The new research paper is primarily an analysis of existing data, including a December 2017 study of 'Oumuamua's shape and spin pattern co-authored by Knight and a team of UMD astronomers. This paper, published in The Astrophysical Journal Letters, relied on data from the Discovery Channel Telescope (DCT) at the Lowell Observatory in Arizona. UMD is a scientific partner of the DCT, along with Boston University, the University of Toledo and Northern Arizona University.

Knight, Fitzsimmons and their colleagues considered a number of mechanisms by which 'Oumuamua could have escaped from its home system. For example, the object could have been ejected by a gas giant planet orbiting another star. According to theory, Jupiter may have created the Oort cloud—a massive shell of small objects at the outer edge of our solar system—in this way. Some of those objects may have slipped past the influence of the sun's gravity to become interstellar travelers themselves.

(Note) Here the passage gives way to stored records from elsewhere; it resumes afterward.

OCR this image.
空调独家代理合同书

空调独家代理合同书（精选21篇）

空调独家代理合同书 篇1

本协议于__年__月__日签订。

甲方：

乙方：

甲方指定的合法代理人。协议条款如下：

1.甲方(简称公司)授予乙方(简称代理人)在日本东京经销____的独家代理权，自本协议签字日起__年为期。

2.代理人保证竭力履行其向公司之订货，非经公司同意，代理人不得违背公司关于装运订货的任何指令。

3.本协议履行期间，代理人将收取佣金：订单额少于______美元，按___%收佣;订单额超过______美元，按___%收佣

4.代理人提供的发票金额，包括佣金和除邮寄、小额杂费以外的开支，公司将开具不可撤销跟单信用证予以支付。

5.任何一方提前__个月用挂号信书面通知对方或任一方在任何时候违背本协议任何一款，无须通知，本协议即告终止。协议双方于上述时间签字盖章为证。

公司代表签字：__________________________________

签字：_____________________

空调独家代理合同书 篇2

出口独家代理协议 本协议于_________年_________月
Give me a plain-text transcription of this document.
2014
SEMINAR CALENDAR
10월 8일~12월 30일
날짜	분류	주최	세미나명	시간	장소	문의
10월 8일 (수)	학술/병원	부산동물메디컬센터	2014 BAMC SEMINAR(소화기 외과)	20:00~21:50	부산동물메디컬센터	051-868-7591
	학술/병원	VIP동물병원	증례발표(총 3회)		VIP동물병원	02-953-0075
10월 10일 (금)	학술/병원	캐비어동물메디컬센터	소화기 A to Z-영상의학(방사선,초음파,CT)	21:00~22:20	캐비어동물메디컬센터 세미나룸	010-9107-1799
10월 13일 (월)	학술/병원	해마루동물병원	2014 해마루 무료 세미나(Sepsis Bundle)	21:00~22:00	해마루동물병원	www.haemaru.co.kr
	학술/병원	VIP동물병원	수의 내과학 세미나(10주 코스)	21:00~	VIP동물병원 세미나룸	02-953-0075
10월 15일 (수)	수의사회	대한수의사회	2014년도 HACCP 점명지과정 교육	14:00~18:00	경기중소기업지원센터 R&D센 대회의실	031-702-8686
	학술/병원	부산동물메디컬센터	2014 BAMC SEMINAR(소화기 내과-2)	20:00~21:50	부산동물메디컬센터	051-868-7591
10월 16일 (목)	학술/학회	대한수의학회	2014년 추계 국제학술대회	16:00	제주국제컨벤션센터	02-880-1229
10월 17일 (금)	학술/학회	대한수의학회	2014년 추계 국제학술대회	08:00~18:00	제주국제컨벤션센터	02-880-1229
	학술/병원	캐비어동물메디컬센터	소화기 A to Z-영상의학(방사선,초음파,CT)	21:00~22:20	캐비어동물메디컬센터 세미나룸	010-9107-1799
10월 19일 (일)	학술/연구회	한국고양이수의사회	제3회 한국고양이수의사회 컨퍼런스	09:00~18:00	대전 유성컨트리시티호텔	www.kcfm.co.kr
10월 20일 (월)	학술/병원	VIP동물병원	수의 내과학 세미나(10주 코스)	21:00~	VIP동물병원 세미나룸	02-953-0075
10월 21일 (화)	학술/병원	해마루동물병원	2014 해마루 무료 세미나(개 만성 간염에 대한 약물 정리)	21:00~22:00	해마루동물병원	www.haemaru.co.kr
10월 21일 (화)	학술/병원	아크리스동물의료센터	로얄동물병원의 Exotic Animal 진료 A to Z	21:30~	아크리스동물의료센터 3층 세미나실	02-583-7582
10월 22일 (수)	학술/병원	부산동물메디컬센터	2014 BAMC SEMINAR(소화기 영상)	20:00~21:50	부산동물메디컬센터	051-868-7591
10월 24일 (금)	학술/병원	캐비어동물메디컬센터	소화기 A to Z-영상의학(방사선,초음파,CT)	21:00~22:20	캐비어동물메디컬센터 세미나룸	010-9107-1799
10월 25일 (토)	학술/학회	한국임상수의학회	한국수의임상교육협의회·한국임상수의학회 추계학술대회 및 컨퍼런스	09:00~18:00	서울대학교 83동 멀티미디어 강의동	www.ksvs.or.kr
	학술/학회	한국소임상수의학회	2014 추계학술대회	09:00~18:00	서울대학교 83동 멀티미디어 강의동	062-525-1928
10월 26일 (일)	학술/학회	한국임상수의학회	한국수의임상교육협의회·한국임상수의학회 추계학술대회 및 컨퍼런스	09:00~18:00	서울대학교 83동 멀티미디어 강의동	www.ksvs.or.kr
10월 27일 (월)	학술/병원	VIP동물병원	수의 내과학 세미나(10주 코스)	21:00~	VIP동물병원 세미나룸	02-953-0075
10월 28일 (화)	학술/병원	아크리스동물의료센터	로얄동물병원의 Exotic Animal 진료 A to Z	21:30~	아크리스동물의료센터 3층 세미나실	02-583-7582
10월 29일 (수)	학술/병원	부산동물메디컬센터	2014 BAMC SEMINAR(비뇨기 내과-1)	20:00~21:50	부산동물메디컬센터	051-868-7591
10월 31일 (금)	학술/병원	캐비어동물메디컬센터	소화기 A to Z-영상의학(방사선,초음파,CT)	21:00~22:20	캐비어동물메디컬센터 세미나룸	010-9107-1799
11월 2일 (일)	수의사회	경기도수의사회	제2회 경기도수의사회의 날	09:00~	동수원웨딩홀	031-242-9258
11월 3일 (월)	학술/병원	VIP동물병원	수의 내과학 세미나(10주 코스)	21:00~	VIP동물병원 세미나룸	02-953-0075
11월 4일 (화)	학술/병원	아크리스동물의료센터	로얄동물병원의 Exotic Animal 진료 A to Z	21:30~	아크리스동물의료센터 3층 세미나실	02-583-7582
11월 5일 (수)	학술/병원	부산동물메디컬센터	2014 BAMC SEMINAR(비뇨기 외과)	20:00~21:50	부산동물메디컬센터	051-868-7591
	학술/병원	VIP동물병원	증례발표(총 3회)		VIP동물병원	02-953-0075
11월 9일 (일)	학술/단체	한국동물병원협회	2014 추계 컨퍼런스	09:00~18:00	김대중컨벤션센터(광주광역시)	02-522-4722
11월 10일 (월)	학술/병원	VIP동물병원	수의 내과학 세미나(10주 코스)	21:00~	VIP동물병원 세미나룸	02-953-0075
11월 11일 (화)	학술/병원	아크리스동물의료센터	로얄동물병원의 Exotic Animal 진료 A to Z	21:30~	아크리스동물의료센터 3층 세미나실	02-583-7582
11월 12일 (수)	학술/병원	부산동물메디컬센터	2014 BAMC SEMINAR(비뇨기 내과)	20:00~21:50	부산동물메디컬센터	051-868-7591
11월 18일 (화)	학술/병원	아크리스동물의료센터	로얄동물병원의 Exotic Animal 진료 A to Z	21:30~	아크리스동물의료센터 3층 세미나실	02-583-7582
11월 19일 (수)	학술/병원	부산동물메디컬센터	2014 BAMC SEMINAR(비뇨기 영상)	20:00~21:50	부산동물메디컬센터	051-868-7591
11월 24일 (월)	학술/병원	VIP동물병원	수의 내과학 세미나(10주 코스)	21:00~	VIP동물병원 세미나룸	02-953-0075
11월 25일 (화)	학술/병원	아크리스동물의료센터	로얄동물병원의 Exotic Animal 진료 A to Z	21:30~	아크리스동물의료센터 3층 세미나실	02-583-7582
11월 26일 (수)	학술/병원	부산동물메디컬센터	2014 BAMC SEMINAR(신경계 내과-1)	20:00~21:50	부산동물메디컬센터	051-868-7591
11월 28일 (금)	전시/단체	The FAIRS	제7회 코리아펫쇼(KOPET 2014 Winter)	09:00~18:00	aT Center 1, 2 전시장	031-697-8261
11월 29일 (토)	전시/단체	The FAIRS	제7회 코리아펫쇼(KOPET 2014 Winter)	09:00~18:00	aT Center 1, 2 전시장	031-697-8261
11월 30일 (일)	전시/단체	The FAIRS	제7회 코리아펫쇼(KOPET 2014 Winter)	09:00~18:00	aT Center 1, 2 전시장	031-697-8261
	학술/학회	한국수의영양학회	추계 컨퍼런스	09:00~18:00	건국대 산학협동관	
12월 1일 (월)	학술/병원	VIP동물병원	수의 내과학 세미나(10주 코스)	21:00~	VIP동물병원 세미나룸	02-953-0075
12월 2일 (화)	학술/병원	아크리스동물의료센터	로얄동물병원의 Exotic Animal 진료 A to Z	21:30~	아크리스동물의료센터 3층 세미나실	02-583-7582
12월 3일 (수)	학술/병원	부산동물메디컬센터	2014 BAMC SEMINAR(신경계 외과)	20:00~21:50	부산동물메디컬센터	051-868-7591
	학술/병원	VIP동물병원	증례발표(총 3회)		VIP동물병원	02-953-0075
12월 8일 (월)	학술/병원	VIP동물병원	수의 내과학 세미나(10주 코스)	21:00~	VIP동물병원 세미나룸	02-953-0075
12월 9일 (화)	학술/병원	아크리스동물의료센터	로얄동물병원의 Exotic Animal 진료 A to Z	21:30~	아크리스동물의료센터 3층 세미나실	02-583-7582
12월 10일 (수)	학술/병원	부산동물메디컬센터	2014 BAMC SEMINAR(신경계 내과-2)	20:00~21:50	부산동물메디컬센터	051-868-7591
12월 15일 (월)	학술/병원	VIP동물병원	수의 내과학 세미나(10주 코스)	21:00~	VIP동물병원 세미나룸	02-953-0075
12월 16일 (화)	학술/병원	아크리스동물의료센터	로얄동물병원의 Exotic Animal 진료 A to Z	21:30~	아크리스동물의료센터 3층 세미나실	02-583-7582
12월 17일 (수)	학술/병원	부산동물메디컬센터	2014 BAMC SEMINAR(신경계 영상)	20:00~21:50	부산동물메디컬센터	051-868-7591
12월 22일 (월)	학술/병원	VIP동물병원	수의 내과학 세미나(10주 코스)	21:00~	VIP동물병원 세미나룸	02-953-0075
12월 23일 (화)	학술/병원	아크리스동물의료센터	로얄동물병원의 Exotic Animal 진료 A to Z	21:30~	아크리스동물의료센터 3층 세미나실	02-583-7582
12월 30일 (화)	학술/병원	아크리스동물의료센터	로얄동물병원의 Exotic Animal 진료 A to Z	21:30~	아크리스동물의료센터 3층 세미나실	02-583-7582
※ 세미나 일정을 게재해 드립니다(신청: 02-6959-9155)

The research team suspects that 'Oumuamua could be the first of many interstellar visitors. Knight is looking forward to data from the Large Synoptic Survey Telescope (LSST), which is scheduled to be operational in 2022.

"In the next 10 years, we expect to begin seeing more objects like 'Oumuamua. The LSST will be leaps and bounds beyond any other survey we have in terms of capability to find small interstellar visitors," Knight said. "We may start seeing a new object every year. That's when we'll start to know whether 'Oumuamua is weird, or common. If we find 10-20 of these things and 'Oumuamua still looks unusual, we'll have to reexamine our explanations."